Кто-то за столом из комиссии говорит:

– С маслозавода. Директором работал.

– Ах, вон оно что! Привык там, на маслозаводе, масло жрать. А в колхоз не хочет? Исключить его из партии!

Тут Мотяков не выдержал, вошел в кабинет и прямо от дверей:

– Так точно, товарищи! Масло он любит жрать. Вон как округлился. Только насчет исключения давайте повременим. Мы доведем его до сознания.

Поехали обратно домой – он меня все матом, из души в душу. Всю дорогу крыл. Что делать? Согласился я.

А Маруська мне говорит:

– Ну, чего ты нос повесил? Не горюй! Если тебя посадят, я вернусь в свою избу. Не будем продавать ее.

Заколотили мы окна и переехали в Брехово. Распрощался я с райцентром навсегда. Не повезло.

Кони вороные

Таперика, сказать вам откровенно, напрасно я боялся председательской должности. Пронесло меня благополучно… И более того – жил я, скажу вам, лучше, чем на маслозаводе.

Оклад у меня две тысячи рублей, своей скотины полон двор: двадцать овец, две свиньи, корова, подтелок. Маруська у меня не дремала. Да и я при операциях состоял. Себя не обносил.

А кони у меня были… Звери! Ну, как в той песне поется: "Устелю свои сани коврами, в гривы конские ленты вплету…" Вороные, как смоль. И подбор весь черный с красным поддоном – потники, кошмы, попоны… У коренника на хомуте воркуны серебряные. Ездил только на тугих вожжах. Запряжем, бывало, с первыми петухами…
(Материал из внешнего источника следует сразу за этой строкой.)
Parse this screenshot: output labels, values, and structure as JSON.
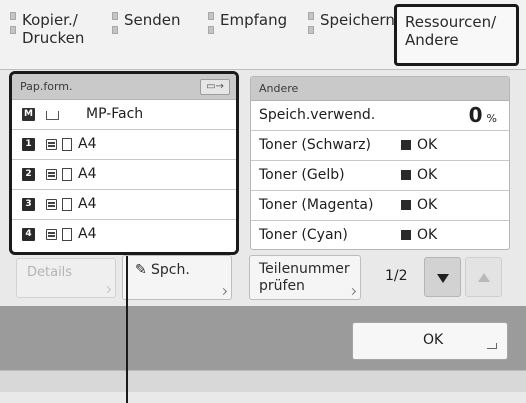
{
  "tabs": [
    {
      "line1": "Kopier./",
      "line2": "Drucken",
      "active": false
    },
    {
      "line1": "Senden",
      "line2": "",
      "active": false
    },
    {
      "line1": "Empfang",
      "line2": "",
      "active": false
    },
    {
      "line1": "Speichern",
      "line2": "",
      "active": false
    },
    {
      "line1": "Ressourcen/",
      "line2": "Andere",
      "active": true
    }
  ],
  "paper": {
    "header": "Pap.form.",
    "header_button_icon": "tray-select-icon",
    "rows": [
      {
        "number": "M",
        "value": "MP-Fach",
        "type": "mp"
      },
      {
        "number": "1",
        "value": "A4",
        "type": "drawer"
      },
      {
        "number": "2",
        "value": "A4",
        "type": "drawer"
      },
      {
        "number": "3",
        "value": "A4",
        "type": "drawer"
      },
      {
        "number": "4",
        "value": "A4",
        "type": "drawer"
      }
    ]
  },
  "other": {
    "header": "Andere",
    "memory": {
      "label": "Speich.verwend.",
      "value": "0",
      "unit": "%"
    },
    "toners": [
      {
        "label": "Toner (Schwarz)",
        "status": "OK"
      },
      {
        "label": "Toner (Gelb)",
        "status": "OK"
      },
      {
        "label": "Toner (Magenta)",
        "status": "OK"
      },
      {
        "label": "Toner (Cyan)",
        "status": "OK"
      }
    ]
  },
  "buttons": {
    "details": "Details",
    "spch": "Spch.",
    "teil_line1": "Teilenummer",
    "teil_line2": "prüfen",
    "page": "1/2",
    "ok": "OK"
  }
}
– Сашка, – говорю, – быть по-темному в Тиханове!

– Есть по-темному!

Лихой у меня был кучер. Сядет он в передок, на одно колено, второй валенок по воле летит, как у того мотоциклиста. Я в тулуп черной дубки залезу да в задок завалюсь, полостью прикроюсь от ископыти.

Эй, царя возили!

И – гайда! Только нас и видели.

По петухам определялись… Первые петухи в Брехове кричат, вторых настигали в Богоявленском, а третьих, рассветных, в Тиханове. Тридцать пять верст за час пролетали. До Богоявленского перевоза цугом едем – дорога узкая, переметы… А как за реку выедем – впристяжку, и по накатной столбовой… Только стаканчики на столбах мелькают.

Однажды из-за этих коней попал я в переделку.
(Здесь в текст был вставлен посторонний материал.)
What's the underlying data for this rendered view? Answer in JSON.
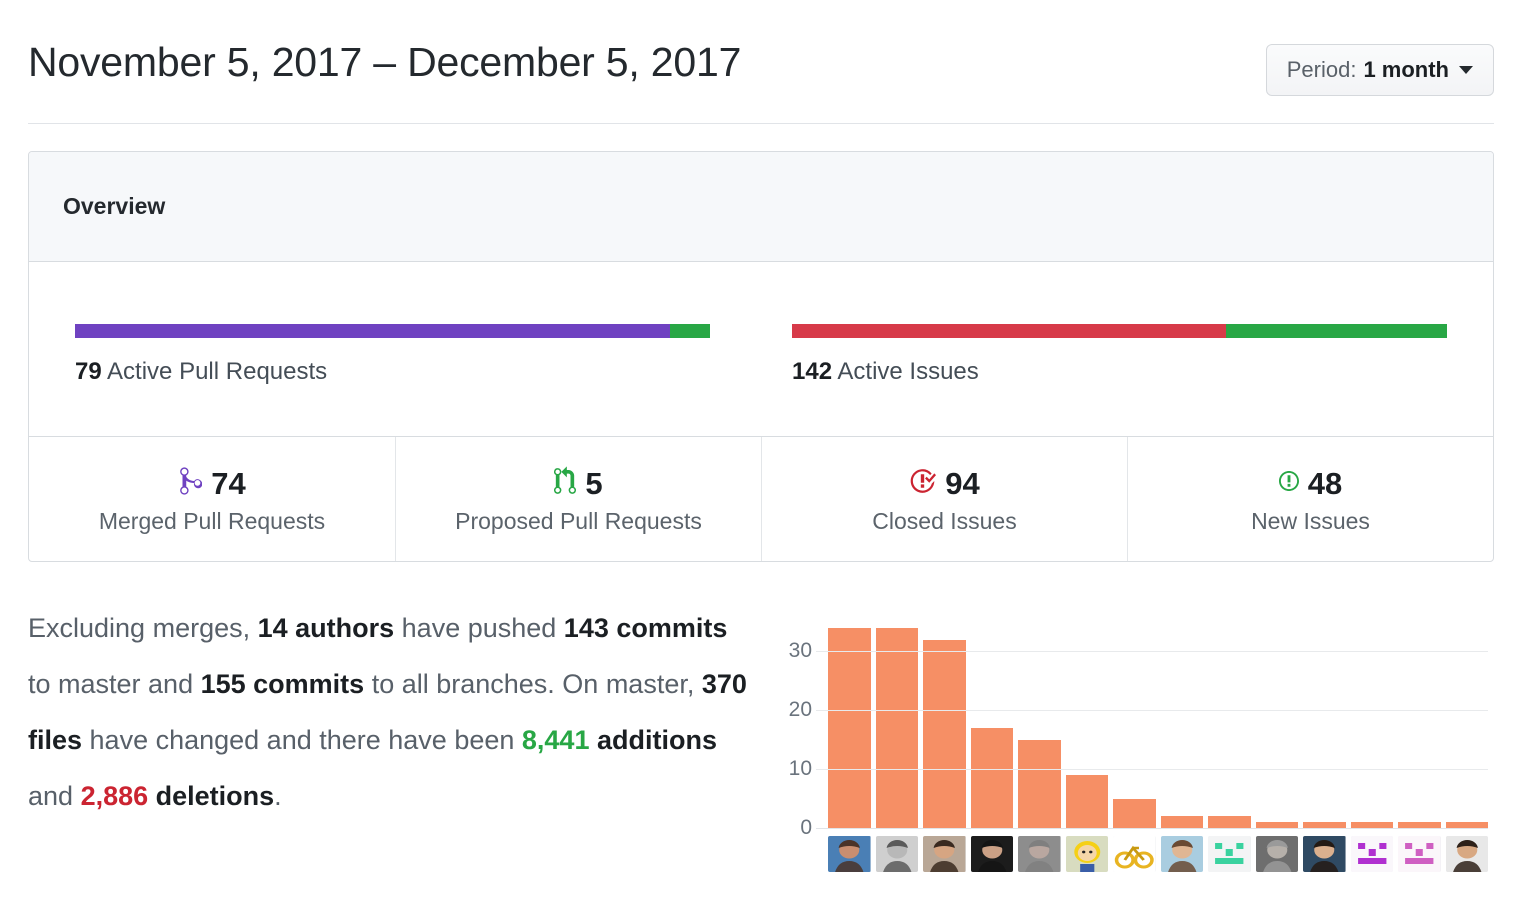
{
  "header": {
    "title": "November 5, 2017 – December 5, 2017",
    "period_label": "Period:",
    "period_value": "1 month"
  },
  "overview": {
    "card_title": "Overview",
    "pull_requests": {
      "count": "79",
      "caption_suffix": " Active Pull Requests",
      "merged_pct": 93.7,
      "proposed_pct": 6.3,
      "merged_color": "#6f42c1",
      "proposed_color": "#28a745"
    },
    "issues": {
      "count": "142",
      "caption_suffix": " Active Issues",
      "closed_pct": 66.2,
      "new_pct": 33.8,
      "closed_color": "#d73a49",
      "new_color": "#28a745"
    },
    "stats": [
      {
        "icon": "git-merge-icon",
        "value": "74",
        "label": "Merged Pull Requests",
        "color": "#6f42c1"
      },
      {
        "icon": "git-pull-request-icon",
        "value": "5",
        "label": "Proposed Pull Requests",
        "color": "#28a745"
      },
      {
        "icon": "issue-closed-icon",
        "value": "94",
        "label": "Closed Issues",
        "color": "#cb2431"
      },
      {
        "icon": "issue-opened-icon",
        "value": "48",
        "label": "New Issues",
        "color": "#28a745"
      }
    ]
  },
  "summary": {
    "t1": "Excluding merges, ",
    "authors": "14 authors",
    "t2": " have pushed ",
    "commits_master": "143 commits",
    "t3": " to master and ",
    "commits_all": "155 commits",
    "t4": " to all branches. On master, ",
    "files": "370 files",
    "t5": " have changed and there have been ",
    "additions_num": "8,441",
    "additions_word": " additions",
    "t6": " and ",
    "deletions_num": "2,886",
    "deletions_word": " deletions",
    "t7": "."
  },
  "chart_data": {
    "type": "bar",
    "title": "",
    "xlabel": "",
    "ylabel": "",
    "ylim": [
      0,
      36
    ],
    "yticks": [
      0,
      10,
      20,
      30
    ],
    "ytick_labels": [
      "0",
      "10",
      "20",
      "30"
    ],
    "grid": true,
    "legend": "none",
    "bar_color": "#f68f65",
    "categories": [
      "author-1",
      "author-2",
      "author-3",
      "author-4",
      "author-5",
      "author-6",
      "author-7",
      "author-8",
      "author-9",
      "author-10",
      "author-11",
      "author-12",
      "author-13",
      "author-14"
    ],
    "values": [
      34,
      34,
      32,
      17,
      15,
      9,
      5,
      2,
      2,
      1,
      1,
      1,
      1,
      1
    ],
    "tick_label_type": "avatar-image",
    "avatars": [
      {
        "name": "avatar-1",
        "kind": "photo-person",
        "bg": "#4a7fb5",
        "skin": "#c98e70",
        "hair": "#4a3328"
      },
      {
        "name": "avatar-2",
        "kind": "photo-person",
        "bg": "#cfcfcf",
        "skin": "#b8b8b8",
        "hair": "#5a5a5a"
      },
      {
        "name": "avatar-3",
        "kind": "photo-person",
        "bg": "#b9a796",
        "skin": "#d6a582",
        "hair": "#3a2a20"
      },
      {
        "name": "avatar-4",
        "kind": "photo-person",
        "bg": "#1c1c1c",
        "skin": "#caa085",
        "hair": "#141414"
      },
      {
        "name": "avatar-5",
        "kind": "photo-person",
        "bg": "#8d8d8d",
        "skin": "#b9a7a0",
        "hair": "#7f7f7f"
      },
      {
        "name": "avatar-6",
        "kind": "cartoon-blond",
        "bg": "#d8dcc0",
        "skin": "#f5d6a8",
        "hair": "#f5d016"
      },
      {
        "name": "avatar-7",
        "kind": "bicycle",
        "bg": "#ffffff",
        "skin": "#e8b422",
        "hair": "#c99a10"
      },
      {
        "name": "avatar-8",
        "kind": "photo-person",
        "bg": "#a9cde0",
        "skin": "#e0b693",
        "hair": "#6a4a33"
      },
      {
        "name": "avatar-9",
        "kind": "identicon-green",
        "bg": "#f3f4f5",
        "skin": "#3ad29f",
        "hair": "#3ad29f"
      },
      {
        "name": "avatar-10",
        "kind": "photo-person",
        "bg": "#6e6e6e",
        "skin": "#b6b0aa",
        "hair": "#9a9a9a"
      },
      {
        "name": "avatar-11",
        "kind": "photo-person",
        "bg": "#2f4a63",
        "skin": "#dbb08e",
        "hair": "#241a14"
      },
      {
        "name": "avatar-12",
        "kind": "identicon-purple",
        "bg": "#faf7fb",
        "skin": "#b030d0",
        "hair": "#b030d0"
      },
      {
        "name": "avatar-13",
        "kind": "identicon-pink",
        "bg": "#fbf6fa",
        "skin": "#cf5fc2",
        "hair": "#cf5fc2"
      },
      {
        "name": "avatar-14",
        "kind": "photo-person",
        "bg": "#e8e8e8",
        "skin": "#d8a882",
        "hair": "#2e2119"
      }
    ]
  }
}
Вызывают меня после посевной в район. Куда семена дел? Почему изреженные всходы? Так и далее… Уполминзаг приезжал ко мне и навонял. Энтот был обособленный, никому не подчинялся. И силу большую имел, захочет – все выгребет, до зернышка. Шныряет, бывало, по сусекам, а ты ходишь за ним и молчишь.

Ну, ладно. Оделся я чистенько: сапожки хромовые, китель из желтой чесучи, шляпу соломенную набекрень. Полетели!

Доезжаем до перевоза – стоп! Шофер знакомый с Выселок.

– Ты куда?

– В район.

– И я в район.

Стакнулись мы с ним. Он вынул поллитровку.

– Давай, – говорит, – для начала эту распечатаем да речной водичкой запьем, освежимся. А уж в районе подкрепимся по-настоящему.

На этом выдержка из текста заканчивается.